- Zygmunt Milczewski on his 90th birthday, 1995
- Born: 01.Oct.1905 Strzepcz, West Prussia, German Empire
- Died: June 2, 2001 (aged 95)
- Occupations: Writer, activist
- Writing career
- Notable work: Wejherowo i powiat morski

= Zygmunt Milczewski =

Polish historian

Zygmunt Milczewski (1 October 1905 – 2 June 2001) was a Polish historian associated with Pomerania, a community leader in the Second Polish Republic, and World War II resistance fighter in the underground Home Army (Armia Krajowa) with the postwar rank of Lieutenant (porucznik). During the darkest years of Stalinism in Poland he spent three years in prison from 1949 to 1952 as a so-called enemy of the state along with thousands of other political prisoners persecuted by the communist Urząd Bezpieczeństwa.

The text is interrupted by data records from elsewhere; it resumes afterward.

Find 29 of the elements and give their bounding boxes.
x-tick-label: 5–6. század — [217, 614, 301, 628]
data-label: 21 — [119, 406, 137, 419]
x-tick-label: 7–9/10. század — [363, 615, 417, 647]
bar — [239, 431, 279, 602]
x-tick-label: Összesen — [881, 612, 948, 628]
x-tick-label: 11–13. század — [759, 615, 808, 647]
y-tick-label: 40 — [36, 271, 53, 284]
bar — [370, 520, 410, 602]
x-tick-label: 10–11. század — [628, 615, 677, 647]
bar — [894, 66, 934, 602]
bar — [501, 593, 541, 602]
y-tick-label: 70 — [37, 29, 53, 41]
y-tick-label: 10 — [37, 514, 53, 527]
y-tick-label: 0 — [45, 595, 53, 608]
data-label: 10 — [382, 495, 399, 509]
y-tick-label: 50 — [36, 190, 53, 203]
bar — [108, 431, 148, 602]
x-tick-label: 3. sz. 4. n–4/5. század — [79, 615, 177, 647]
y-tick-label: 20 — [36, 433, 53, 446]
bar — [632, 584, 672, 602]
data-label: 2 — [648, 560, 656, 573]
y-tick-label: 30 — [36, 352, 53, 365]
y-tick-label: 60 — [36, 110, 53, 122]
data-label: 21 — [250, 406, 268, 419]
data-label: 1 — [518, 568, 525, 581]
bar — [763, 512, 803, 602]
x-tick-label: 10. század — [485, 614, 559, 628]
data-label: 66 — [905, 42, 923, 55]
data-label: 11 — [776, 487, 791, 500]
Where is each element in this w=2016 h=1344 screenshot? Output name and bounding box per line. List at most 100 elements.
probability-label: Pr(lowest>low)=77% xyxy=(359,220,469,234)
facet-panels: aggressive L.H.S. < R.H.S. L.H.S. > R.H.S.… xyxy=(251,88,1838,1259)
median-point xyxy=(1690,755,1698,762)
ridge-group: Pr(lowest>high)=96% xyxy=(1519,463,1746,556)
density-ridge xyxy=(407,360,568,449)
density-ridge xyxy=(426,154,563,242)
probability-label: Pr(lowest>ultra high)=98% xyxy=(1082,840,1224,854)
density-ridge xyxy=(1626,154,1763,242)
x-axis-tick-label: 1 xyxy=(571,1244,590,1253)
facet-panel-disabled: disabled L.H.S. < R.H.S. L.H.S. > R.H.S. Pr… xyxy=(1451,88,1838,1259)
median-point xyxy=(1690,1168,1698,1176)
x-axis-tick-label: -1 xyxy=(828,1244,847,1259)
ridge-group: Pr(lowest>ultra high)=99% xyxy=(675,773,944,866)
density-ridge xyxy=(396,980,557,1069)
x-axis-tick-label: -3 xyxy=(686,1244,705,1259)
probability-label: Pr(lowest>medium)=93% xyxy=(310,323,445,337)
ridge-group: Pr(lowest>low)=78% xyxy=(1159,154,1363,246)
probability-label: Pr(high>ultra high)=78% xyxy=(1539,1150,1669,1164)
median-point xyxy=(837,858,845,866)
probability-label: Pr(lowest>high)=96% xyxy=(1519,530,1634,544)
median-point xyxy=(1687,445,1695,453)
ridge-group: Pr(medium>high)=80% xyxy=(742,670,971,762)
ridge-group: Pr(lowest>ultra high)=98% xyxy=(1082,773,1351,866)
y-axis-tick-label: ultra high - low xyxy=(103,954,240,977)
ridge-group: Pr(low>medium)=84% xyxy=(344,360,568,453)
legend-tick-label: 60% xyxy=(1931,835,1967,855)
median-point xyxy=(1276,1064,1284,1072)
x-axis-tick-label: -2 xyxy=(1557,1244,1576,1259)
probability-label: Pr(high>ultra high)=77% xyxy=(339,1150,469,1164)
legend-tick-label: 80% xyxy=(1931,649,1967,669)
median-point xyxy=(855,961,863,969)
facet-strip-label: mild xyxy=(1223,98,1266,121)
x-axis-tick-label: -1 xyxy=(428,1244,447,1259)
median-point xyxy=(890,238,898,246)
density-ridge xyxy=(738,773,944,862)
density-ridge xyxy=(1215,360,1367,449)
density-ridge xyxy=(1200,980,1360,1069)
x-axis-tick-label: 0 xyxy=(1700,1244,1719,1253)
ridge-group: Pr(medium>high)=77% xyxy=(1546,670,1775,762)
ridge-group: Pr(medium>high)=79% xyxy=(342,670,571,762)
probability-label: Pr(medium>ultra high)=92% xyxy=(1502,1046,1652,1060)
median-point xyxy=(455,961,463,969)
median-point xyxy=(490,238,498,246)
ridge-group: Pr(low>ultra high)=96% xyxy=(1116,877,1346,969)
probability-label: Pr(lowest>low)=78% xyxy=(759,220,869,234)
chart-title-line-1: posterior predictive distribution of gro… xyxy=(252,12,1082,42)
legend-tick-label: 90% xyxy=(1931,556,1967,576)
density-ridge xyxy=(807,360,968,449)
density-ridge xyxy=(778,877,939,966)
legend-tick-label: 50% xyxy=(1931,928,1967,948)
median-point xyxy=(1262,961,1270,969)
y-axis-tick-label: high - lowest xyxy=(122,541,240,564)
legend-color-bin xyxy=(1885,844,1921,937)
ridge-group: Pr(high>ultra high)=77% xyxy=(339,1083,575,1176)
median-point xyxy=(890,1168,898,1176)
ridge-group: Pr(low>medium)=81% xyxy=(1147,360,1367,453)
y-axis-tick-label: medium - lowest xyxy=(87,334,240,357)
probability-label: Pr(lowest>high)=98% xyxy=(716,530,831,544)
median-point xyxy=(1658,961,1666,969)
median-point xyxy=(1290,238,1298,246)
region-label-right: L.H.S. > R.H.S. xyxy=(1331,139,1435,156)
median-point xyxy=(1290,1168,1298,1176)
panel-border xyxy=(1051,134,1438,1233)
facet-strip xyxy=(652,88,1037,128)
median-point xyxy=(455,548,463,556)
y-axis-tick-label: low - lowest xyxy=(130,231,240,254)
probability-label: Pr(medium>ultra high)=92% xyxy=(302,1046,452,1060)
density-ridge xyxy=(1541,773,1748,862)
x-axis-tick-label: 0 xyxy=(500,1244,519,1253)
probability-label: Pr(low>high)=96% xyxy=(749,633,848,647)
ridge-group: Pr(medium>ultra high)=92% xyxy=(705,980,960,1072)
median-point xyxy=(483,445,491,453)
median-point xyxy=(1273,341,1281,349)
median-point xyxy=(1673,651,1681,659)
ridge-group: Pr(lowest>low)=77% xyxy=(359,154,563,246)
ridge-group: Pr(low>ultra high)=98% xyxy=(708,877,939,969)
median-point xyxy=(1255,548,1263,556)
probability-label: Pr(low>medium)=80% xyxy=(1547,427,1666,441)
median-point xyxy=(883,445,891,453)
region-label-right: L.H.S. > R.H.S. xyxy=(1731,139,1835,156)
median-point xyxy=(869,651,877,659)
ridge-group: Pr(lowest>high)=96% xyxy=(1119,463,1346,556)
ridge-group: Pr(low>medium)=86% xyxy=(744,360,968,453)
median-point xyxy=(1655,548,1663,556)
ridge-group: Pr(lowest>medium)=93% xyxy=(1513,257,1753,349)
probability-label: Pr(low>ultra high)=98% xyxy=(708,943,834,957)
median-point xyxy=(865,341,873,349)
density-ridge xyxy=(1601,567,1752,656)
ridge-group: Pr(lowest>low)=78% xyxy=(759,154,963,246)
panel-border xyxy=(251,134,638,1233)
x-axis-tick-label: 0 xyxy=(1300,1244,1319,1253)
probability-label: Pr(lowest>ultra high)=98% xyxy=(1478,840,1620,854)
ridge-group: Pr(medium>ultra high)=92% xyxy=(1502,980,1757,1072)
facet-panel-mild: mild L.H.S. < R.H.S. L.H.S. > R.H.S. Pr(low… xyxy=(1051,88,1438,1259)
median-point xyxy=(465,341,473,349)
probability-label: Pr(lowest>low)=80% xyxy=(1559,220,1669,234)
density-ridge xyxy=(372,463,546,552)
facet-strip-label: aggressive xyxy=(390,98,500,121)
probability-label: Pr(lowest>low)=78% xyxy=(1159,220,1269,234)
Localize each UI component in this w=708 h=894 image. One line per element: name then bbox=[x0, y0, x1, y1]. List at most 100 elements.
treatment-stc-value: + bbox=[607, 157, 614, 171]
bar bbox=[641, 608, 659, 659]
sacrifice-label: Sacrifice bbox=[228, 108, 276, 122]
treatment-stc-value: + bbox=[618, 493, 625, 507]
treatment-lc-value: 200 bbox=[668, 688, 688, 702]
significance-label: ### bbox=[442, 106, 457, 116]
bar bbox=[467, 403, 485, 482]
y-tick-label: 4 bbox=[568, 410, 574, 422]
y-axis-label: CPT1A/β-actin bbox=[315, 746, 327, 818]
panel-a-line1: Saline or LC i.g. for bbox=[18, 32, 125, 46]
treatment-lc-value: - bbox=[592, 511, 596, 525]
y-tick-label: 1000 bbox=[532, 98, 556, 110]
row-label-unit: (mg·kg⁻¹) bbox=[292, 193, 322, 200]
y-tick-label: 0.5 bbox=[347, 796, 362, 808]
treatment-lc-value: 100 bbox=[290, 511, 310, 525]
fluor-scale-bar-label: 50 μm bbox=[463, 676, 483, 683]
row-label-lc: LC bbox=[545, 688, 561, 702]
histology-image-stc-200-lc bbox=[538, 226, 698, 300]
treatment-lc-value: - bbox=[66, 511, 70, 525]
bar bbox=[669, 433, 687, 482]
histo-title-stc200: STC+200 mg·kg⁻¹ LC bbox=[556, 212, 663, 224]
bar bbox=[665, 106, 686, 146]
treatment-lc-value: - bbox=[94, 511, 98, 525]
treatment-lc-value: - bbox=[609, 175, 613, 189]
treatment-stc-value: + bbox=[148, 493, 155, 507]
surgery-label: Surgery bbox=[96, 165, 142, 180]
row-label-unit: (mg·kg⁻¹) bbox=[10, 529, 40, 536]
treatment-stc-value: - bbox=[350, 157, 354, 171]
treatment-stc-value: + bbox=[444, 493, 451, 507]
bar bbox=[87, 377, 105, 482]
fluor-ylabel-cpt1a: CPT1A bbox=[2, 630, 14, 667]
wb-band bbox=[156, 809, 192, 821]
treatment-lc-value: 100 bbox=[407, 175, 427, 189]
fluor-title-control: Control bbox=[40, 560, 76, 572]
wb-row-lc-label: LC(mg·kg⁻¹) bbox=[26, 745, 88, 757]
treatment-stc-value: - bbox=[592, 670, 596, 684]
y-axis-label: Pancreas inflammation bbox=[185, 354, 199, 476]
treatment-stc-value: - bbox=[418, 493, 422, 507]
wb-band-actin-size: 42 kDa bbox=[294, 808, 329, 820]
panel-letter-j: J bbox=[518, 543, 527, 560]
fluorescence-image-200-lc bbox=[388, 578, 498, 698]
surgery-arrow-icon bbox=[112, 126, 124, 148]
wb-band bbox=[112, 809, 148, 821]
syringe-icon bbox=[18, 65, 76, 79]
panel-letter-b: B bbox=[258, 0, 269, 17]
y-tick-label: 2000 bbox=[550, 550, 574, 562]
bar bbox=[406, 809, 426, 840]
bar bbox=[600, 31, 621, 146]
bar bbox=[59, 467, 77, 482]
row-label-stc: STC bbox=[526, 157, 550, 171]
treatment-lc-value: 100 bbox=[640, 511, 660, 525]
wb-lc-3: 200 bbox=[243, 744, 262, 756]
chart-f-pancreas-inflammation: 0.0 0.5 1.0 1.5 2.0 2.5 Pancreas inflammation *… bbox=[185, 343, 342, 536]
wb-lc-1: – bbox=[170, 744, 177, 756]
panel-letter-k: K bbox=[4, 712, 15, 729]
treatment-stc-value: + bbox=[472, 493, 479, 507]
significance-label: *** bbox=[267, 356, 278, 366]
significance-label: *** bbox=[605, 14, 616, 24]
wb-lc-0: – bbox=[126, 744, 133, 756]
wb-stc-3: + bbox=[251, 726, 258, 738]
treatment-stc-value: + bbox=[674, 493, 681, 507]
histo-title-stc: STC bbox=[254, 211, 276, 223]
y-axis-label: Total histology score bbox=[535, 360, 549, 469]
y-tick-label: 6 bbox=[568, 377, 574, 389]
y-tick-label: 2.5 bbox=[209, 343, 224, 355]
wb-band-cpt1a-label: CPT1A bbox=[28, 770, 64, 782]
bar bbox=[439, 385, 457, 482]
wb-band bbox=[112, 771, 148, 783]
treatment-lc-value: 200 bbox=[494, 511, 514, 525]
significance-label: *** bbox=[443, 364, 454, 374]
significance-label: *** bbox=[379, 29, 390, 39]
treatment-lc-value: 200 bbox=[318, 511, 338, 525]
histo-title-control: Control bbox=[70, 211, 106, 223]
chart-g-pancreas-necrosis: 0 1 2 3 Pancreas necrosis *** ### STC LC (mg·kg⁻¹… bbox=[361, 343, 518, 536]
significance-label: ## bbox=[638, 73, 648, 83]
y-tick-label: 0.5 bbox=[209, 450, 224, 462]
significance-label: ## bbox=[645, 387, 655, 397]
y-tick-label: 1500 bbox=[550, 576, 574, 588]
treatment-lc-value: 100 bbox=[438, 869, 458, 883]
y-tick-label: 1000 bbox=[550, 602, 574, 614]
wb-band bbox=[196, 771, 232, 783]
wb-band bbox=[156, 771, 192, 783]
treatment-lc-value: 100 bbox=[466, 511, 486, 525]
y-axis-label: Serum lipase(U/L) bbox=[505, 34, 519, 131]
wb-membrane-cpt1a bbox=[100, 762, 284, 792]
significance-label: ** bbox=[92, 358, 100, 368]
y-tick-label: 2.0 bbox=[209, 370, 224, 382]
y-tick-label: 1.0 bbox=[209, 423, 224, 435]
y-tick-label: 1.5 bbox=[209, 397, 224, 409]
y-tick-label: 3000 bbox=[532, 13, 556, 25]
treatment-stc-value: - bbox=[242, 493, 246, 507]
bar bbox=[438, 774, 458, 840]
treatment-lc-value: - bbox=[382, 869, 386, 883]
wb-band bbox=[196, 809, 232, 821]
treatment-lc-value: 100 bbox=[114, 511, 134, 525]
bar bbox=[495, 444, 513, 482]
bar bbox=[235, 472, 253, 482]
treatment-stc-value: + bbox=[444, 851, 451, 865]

Milczewski is best remembered for his research into wartime history of his beloved province, with special focus on the attempted genocide of ethnic Poles of Pomerania in the course of Nazi Operation Tannenberg, known as Intelligenzaktion, including massacres in Piaśnica among various atrocities and expulsions.

==Life and work==
Milczewski was born in Strzepcz near Wejherowo. He graduated from the Warsaw University in the field of economics and took up a post of secretary to mayor (wójt) of a rural community of Rumia-Zagórze in the interwar Poland; credited with helping the town grow quicker. After the invasion of Poland by Nazi Germany, Milczewski relocated to Kraków in the southern part of occupied Poland and joined the anti-Nazi underground, nom de guerre Wąsowicz. In 1942 he was assigned to Komenda Okręgu AK Kraków-Miasto (pl) with the rank of Podporucznik (the Second Lieutenant). For his resistance activities he was awarded four times by the Polish government-in-exile Ministry of National Defence (Ministerstwo Obrony Narodowej) with the Medal of Valor and the Cross of AK, locally. After the defeat of Nazi Germany Milczewski returned to Wejherowo and soon began his research into ani-Nazi resistance in Pomerania. His was thrown in prison in 1949 with the onset of the Stalinist terror in postwar Poland, and released in 1952. Milczewski was a member of the Światowy Związek Żołnierzy Armii Krajowej (World Union of the Home Army Soldiers). He died on 2 June 2001 at the age of 95, and was buried in Wejherowo.

===Wejherowo chronicle===
Milczewski published his heartrending book Wejherowo i Powiat Morski: Wrzesień 1939 - Maj 1945 (Wejherowo and the Marine County: September 1939 till May 1945) in Gdańsk soon after the collapse of the Soviet empire. Void of any emotional interpretation the book presents a chronological account of persecution of the Polish people in the town and its environs based on German and Polish archives, testimonies of survivors, his own historical research, and materials collected by the Polish scientific community. One of the more shocking facts revealed by Milczewski was that the large German minority who, for decades, lived next door to Polish Kashubians, have expressed hatred and rage towards them in that period, leading to nothing but death and destruction and yet Poles resisted the state-sanctioned Germanization.

==Books==
- Zygmunt Milczewski, Wejherowo i powiat morski : wrzesień 1939 - maj 1945 : kronika Publisher: Gdańsk : [Selbstverl.], 1990.